Currently, "the price premium of proton therapy is not only untenable in the eyes of payers and patients but also an obstacle to evidence development," they argue. "Yet, we can conduct the necessary research only if payers pay for proton therapy and its photon-based alternatives. Reference pricing preserves access to proton therapy and reduces financial barriers to evidence development."

If providers are interested in opening proton therapy centers -- which exist in only 12 states currently -- they should "fund the difference between the reference price paid by insurers and the costs of proton therapy," Bekelman and Hahn argue.

Not only are private payers limiting reimbursement for proton radiation therapy, but public payers -- including some very large state ones -- are starting to as well.

The Washington State Health Technology Assessment Program, which determines coverage for certain high cost health services paid by Medicaid and the state employee health plan, recently decided to include proton therapy as a "covered benefit with conditions."

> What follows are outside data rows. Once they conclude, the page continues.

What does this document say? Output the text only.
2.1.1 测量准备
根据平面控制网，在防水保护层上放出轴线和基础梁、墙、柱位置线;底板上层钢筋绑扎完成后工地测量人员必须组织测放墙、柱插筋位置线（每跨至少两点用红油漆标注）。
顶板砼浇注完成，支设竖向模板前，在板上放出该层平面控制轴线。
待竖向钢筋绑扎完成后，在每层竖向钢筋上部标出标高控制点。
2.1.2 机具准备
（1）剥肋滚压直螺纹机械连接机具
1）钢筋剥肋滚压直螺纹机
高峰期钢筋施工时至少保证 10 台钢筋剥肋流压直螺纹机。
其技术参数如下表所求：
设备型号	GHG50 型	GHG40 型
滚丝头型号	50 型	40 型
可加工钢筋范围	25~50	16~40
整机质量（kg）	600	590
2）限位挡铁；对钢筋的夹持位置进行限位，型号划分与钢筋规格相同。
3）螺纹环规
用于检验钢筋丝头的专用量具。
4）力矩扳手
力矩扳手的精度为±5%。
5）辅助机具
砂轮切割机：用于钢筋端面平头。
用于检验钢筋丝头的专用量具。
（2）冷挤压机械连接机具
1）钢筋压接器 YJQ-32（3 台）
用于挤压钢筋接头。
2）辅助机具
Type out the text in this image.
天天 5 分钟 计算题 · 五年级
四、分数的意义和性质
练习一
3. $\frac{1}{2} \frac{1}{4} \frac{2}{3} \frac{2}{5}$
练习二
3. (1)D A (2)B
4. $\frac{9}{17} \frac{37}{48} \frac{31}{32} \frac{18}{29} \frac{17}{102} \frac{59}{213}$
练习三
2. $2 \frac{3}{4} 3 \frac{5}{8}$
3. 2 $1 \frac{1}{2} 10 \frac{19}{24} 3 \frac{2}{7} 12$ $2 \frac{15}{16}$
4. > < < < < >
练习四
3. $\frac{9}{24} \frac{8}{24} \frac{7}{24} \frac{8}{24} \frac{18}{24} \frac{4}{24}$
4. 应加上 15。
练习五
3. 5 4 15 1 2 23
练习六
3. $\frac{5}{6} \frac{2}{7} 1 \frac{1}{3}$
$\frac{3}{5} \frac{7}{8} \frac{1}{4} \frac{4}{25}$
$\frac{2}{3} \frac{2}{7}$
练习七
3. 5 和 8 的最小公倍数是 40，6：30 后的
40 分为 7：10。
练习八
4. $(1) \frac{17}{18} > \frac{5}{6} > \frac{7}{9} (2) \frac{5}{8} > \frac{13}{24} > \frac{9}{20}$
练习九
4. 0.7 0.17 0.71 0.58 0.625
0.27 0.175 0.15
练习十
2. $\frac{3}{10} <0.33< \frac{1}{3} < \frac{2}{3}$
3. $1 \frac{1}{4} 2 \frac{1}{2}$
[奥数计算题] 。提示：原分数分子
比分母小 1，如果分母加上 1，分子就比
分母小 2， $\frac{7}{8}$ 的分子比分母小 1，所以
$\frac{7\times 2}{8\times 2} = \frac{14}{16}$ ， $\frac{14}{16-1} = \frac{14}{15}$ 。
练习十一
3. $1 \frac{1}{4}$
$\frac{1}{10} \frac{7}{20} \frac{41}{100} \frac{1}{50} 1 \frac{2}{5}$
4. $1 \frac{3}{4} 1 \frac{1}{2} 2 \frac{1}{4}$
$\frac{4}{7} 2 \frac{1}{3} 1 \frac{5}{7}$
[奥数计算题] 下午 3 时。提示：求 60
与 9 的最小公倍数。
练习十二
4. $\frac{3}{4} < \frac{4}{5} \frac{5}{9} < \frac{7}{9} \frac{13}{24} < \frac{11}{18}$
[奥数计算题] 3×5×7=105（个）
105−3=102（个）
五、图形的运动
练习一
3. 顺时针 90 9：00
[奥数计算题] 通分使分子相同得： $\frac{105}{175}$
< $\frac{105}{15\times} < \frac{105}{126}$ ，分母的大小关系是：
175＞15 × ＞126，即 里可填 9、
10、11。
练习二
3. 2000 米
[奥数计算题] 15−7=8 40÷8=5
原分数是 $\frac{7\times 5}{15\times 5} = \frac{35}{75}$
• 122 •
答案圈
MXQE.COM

Based on a review of current evidence, the Assessment Program is limiting coverage to ocular cancers, pediatric cancers, central nervous system tumors and non-metastatic cancers with agency discretion.
Excluded are some of the most common cancers.

The Assessment Program's board found the evidence base "insufficient to determine net health benefit" for proton treatment of breast and gastrointestinal cancers and found that proton therapy is comparable though not superior to standard treatment options for lung and prostate cancers.